Oh, who is also state Gerakan chairman, said it was widely known that Malaysia’s healthcare was among the best in Southeast Asia and the whole of Asia
He said that charges imposed by government hospitals were also the lowest in the world.
“Despite providing the highest level of medical services, government hospitals only charge our people a mere RM1, and for those above the age of 60, it is free.
“This rate has never been increased since independence,” he said, adding that government hospital and surgery charges were also very much cheaper compared to private hospitals.

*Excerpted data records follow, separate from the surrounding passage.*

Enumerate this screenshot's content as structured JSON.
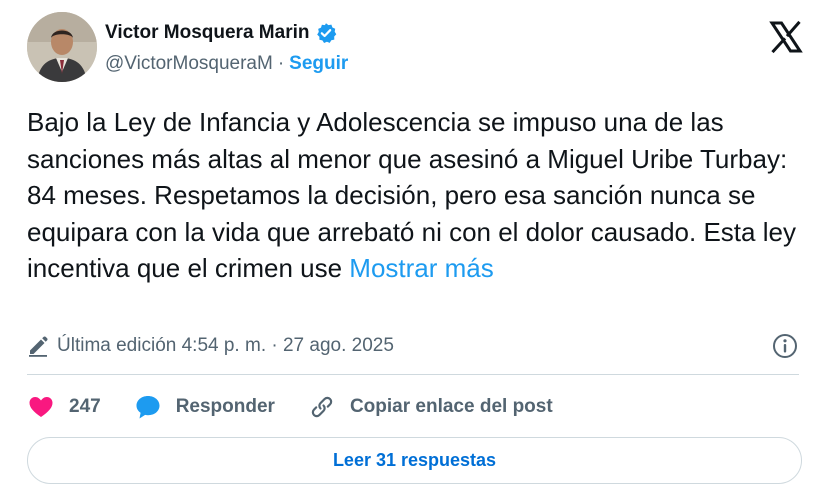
{
  "author": {
    "name": "Victor Mosquera Marin",
    "handle": "@VictorMosqueraM",
    "separator": "·",
    "follow_label": "Seguir"
  },
  "post": {
    "text": "Bajo la Ley de Infancia y Adolescencia se impuso una de las sanciones más altas al menor que asesinó a Miguel Uribe Turbay: 84 meses. Respetamos la decisión, pero esa sanción nunca se equipara con la vida que arrebató ni con el dolor causado. Esta ley incentiva que el crimen use",
    "show_more": "Mostrar más",
    "edited_meta": "Última edición 4:54 p. m. · 27 ago. 2025"
  },
  "actions": {
    "like_count": "247",
    "reply_label": "Responder",
    "copy_link_label": "Copiar enlace del post"
  },
  "replies_button": "Leer 31 respuestas",
  "colors": {
    "accent": "#1d9bf0",
    "like": "#f91880",
    "muted": "#536471",
    "link_button": "#006fd6"
  },
  "icons": [
    "verified-badge-icon",
    "x-logo-icon",
    "pencil-icon",
    "info-icon",
    "heart-icon",
    "reply-bubble-icon",
    "link-icon"
  ]
}
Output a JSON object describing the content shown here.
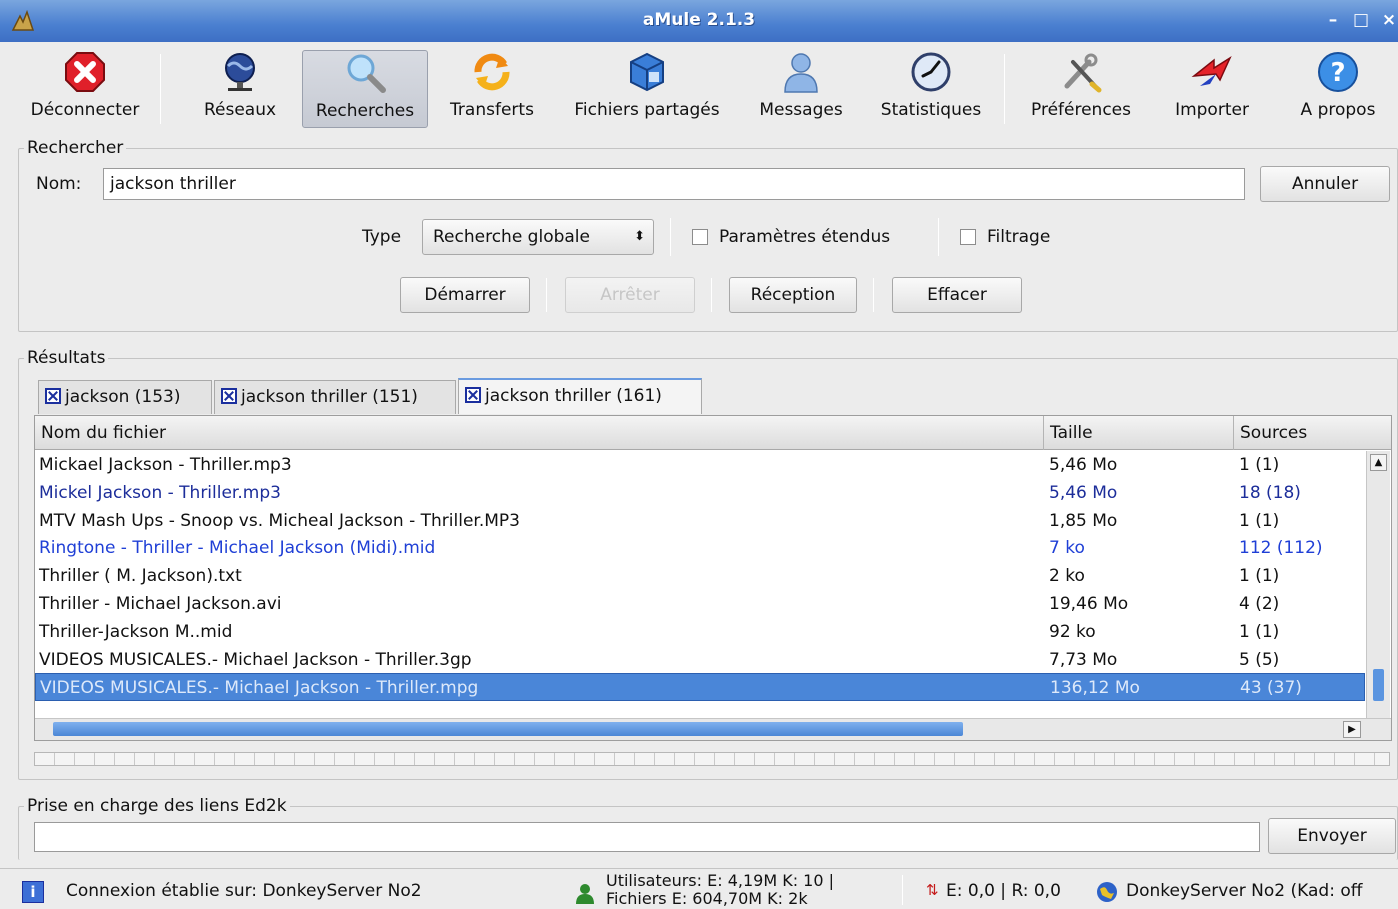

He said it was shocking that a scientific journal like Nature had published such an irresponsible and confusing report.
The article – ‘The scientist-gardener who is harnessing tobacco’s power to heal’ – quoting London-based molecular immunologist Audrey Teh – who claimed to be a Malaysian, had alleged that the country did not have state healthcare and “families are bankrupted by medical bills.”
Health director-general Tan Sri Dr Noor Hisham Abdullah has dismissed it as “incorrect and a gross misrepresentation of the national health system.”
He noted that the World Health Organisation (WHO) continues to acknowledge Malaysia as providing quality health care services based on its high performing health care system and well-trained workforce.
Oh said Malaysia’s healthcare system had also earned numerous international accolades as among the best in the world.
“As such, Gerakan supports Dr Noor Hisham’s action to write to the Chief Editor of Nature to reject the contents of the article.
“The author and the editor should have verified the facts before publishing any comments,” he added.